The NZIER shadow board believes Reserve Bank governor Graeme Wheeler should leave the official cash rate on hold at 2.5 per cent tomorrow but, like last month, the margin by which they prefer that to a rate cut is narrow.
The board is a panel of nine economists and business leaders set up by the New Zealand Institute of Economic Research who are asked to give a percentage value for how much they prefer each interest rate the governor might go for.
The results are then aggregated to give a collective view, which serves as an indicator of how convinced they are of the preferred option and how they see the distribution of risks.
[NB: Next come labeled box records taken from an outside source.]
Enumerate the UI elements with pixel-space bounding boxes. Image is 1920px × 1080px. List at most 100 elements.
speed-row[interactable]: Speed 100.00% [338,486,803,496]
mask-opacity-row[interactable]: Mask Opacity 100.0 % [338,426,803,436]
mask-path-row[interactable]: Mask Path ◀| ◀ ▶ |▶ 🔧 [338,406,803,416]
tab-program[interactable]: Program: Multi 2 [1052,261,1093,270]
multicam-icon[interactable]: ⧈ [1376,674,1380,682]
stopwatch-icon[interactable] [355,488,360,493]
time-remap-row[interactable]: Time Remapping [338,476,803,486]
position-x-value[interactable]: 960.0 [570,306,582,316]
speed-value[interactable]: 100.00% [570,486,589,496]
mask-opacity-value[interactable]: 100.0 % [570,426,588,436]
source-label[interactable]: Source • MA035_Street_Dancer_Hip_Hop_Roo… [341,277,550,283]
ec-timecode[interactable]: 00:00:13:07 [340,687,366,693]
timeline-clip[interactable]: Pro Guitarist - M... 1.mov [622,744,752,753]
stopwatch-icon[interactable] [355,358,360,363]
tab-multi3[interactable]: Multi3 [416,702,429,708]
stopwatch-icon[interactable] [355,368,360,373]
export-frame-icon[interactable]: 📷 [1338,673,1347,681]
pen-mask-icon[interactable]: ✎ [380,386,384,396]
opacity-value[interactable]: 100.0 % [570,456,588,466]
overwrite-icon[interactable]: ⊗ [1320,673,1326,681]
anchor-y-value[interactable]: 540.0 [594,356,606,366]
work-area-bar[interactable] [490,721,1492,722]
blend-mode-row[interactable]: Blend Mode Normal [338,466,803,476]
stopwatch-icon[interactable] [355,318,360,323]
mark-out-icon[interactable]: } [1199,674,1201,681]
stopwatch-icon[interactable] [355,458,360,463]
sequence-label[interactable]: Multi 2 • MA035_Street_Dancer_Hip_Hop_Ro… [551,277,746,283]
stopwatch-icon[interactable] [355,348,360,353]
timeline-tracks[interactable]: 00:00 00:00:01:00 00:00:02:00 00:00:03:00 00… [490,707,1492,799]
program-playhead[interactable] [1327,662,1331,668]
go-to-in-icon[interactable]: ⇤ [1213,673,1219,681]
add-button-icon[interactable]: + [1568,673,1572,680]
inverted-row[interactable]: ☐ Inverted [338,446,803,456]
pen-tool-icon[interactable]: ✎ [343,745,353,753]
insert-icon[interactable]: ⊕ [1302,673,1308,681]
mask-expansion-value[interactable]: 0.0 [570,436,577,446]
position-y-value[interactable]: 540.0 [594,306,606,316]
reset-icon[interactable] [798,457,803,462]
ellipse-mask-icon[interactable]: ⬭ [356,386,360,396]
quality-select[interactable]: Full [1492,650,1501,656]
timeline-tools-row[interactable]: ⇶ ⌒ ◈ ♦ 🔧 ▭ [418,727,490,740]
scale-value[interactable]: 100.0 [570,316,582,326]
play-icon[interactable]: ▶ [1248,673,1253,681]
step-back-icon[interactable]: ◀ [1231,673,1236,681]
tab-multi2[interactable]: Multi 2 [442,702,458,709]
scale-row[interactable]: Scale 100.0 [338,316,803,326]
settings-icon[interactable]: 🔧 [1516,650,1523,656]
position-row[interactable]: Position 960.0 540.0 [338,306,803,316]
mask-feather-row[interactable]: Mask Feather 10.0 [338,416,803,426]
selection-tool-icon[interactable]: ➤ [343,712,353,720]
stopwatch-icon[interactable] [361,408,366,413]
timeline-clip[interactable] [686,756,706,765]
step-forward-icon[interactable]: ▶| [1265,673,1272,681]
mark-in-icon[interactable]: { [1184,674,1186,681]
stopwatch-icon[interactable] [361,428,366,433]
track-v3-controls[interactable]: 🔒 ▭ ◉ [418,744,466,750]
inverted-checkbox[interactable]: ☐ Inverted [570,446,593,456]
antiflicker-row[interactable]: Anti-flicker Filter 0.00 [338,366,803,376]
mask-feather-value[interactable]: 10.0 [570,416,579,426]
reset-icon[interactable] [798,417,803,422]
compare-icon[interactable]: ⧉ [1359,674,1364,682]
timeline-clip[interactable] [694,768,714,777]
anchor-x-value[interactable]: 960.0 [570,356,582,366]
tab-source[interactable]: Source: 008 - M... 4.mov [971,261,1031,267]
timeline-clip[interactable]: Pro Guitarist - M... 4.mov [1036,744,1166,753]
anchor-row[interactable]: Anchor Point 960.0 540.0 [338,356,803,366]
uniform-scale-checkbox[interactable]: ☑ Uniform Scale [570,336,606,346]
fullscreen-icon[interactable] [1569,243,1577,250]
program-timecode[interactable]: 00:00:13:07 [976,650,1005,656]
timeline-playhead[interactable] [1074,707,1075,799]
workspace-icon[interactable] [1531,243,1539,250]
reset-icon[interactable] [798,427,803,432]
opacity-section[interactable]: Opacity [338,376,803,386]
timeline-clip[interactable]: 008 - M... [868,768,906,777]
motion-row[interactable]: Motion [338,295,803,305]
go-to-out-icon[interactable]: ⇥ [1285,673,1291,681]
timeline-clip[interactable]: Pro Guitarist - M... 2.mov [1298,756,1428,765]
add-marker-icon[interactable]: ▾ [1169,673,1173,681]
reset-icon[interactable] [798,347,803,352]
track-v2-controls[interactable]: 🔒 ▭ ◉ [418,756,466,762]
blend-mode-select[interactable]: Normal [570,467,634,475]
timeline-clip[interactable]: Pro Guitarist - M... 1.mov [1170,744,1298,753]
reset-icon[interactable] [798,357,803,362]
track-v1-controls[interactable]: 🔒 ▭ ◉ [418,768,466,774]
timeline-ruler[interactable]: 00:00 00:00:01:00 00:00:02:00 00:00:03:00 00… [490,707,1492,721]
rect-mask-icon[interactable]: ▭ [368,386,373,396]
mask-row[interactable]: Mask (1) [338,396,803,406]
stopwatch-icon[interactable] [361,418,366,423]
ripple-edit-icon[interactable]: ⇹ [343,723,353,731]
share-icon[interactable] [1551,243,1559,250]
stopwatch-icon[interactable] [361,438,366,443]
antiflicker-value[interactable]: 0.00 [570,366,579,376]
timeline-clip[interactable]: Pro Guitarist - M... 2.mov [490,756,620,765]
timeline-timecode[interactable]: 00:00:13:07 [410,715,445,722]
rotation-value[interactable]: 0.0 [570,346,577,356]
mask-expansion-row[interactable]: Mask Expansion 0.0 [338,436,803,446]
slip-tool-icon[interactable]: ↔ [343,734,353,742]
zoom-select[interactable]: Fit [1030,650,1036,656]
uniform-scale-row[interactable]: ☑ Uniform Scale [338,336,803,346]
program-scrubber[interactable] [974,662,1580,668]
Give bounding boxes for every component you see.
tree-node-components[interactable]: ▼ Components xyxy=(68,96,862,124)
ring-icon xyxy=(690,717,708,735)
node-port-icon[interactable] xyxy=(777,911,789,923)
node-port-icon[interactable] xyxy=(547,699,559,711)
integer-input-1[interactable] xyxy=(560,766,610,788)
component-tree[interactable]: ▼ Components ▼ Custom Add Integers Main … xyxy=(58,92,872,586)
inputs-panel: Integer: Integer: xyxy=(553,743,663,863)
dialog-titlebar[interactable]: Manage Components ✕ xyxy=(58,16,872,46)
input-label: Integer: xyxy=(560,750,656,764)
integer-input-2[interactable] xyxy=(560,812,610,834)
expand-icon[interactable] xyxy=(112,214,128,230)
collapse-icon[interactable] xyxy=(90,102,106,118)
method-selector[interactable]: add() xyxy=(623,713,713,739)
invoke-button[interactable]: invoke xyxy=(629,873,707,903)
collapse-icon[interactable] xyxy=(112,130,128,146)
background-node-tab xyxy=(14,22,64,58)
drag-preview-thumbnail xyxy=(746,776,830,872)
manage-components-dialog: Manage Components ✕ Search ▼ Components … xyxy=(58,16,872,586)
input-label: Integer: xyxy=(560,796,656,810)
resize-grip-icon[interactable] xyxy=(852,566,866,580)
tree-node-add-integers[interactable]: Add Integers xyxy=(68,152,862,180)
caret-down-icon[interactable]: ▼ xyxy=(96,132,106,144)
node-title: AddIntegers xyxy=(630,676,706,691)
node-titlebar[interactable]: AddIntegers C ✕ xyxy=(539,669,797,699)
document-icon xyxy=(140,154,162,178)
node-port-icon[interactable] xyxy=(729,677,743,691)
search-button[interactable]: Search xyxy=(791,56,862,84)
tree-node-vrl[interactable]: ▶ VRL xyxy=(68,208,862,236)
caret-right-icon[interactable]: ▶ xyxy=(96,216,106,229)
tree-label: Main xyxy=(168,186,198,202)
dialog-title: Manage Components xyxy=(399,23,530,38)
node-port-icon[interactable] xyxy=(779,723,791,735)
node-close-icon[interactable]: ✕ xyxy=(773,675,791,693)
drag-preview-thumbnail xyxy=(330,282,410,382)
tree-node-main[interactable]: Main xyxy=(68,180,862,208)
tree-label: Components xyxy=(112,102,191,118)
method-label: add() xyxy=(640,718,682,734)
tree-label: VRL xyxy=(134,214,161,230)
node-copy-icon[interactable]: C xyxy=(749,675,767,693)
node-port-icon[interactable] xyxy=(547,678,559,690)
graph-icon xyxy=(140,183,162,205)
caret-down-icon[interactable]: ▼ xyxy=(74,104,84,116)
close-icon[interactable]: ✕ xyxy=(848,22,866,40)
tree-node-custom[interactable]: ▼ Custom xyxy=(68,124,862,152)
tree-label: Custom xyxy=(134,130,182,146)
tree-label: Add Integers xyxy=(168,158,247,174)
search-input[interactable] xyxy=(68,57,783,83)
The board placed a 56 per cent weight on keeping rates on hold, as they did before the last OCR decision in December, and 38 per cent on lower rates, down marginally from 40 per cent last time.
Kirdan Lees, NZIER's head of public good research, said inflation was at historical lows, tempered by a high exchange rate and weak household demand that meant firms struggled to pass on cost increases.
"The economic recovery has little momentum and unemployment remains high. In most areas of the economy there is ample spare capacity," he said.
"But the Auckland housing market is running hot and the Canterbury rebuild means we can expect rising inflation in some pockets of the economy."
Steel & Tube chief executive Dave Taylor is in the minority favouring a rate cut, preferably of 50 basis points.
"Several key sectors, especially manufacturing, continue to struggle. The situation is also compounded by a stubbornly high dollar," he said.
"Auckland house prices are being influenced primarily by lack of supply rather than the OCR and therefore this should not influence OCR decisions at this moment."